A day after Jackson's casket was taken to a Los Angeles basketball arena for an emotional memorial for fans, friends and his family, attention returned to how Jackson got his hands on powerful prescription drugs reportedly found in his rented mansion after his sudden death on June 25.
Sales of Jackson's albums soared for a second week, with his solo albums jumping another 90 percent to 800,000 copies in the United States, tracking firm Nielsen SoundScan said.
Nielsen Media Research said 31.1 million Americans watched Tuesday's Los Angeles memorial live on television. The figure is lower than the TV audience of some other recent events.
Some 49.5 million Americans tuned in for President Barack Obama's first White House news conference in February, and 35 million watched former President Ronald Reagan's 2004 burial live on TV.
The Nielsen figures do not include viewing on the Internet or other platforms, which has grown rapidly in the last few years.
The Jackson family spokesman did not return calls for comment on burial plans for the "Thriller" singer, who died of cardiac arrest at age 50.
California officials and those in Santa Barbara County said the family has not asked for the required special permission to bury Jackson at his abandoned Neverland Valley Ranch in central California.

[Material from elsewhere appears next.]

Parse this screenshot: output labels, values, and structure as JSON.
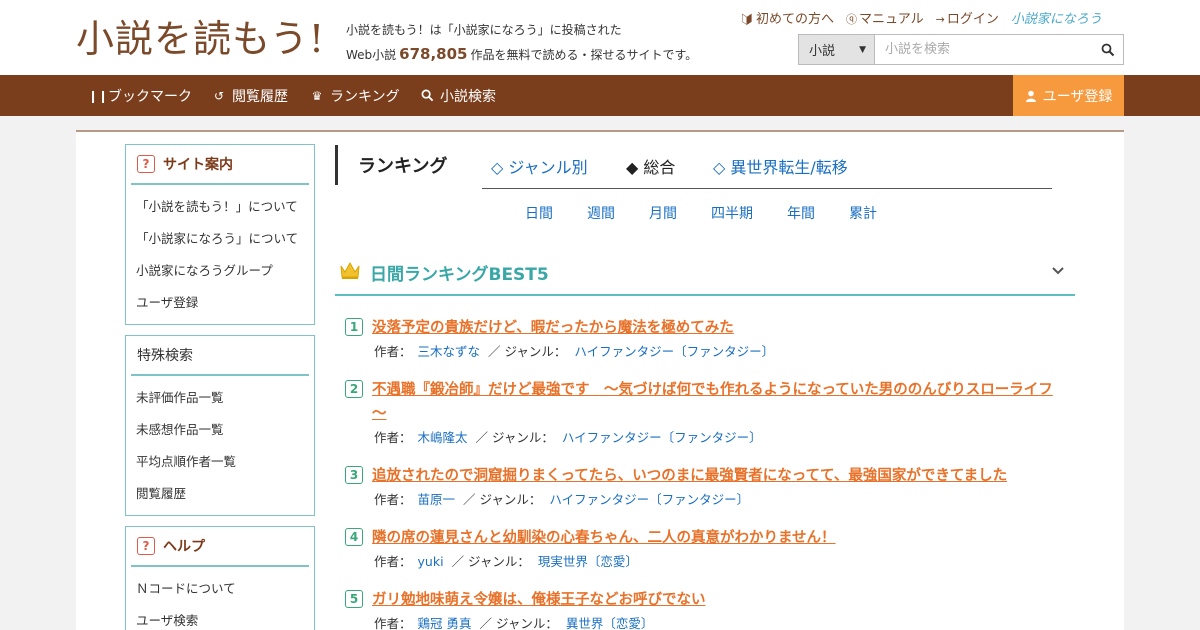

Media reports said the Los Angeles coroner's office was conducting neuropathology tests on part of Jackson's brain, which could be behind the delay in the family's burial plans.
One of Jackson's doctors, Beverly Hills dermatologist Arnold Klein, on Wednesday denied he was one of the targets of a police investigation over drugs seized from Jackson's home after his death.
"I was not one of the doctors who participated in giving him overdoses of drugs or too much of anything," Klein told ABC's "Good Morning America" in an interview.
"I always was concerned about him. No matter what he wanted, someone would give it to him," he said. Klein also denied media reports that he was the sperm donor of Jackson's two children with his ex-wife Debbie Rowe.
A spokesman for Los Angeles Mayor Antonio Villaraigosa said the elaborate memorial cost the cash-strapped city $1.4 million, "far less" than an initial estimate of $3.8 million.
City officials had braced for as many as 250,000 fans to show up at the Staples Center. The actual number was closer to 1,000. Donors chipped in $17,000 after the city set up a website asking for cash to cover the cost, he added.
Jackson's music is enjoying the commercial success that eluded the "King of Pop" in recent years.
The singer's "Number Ones" compilation was the top-selling album in the United States during the week ended July 5, and his 1982 blockbuster "Thriller" took second place.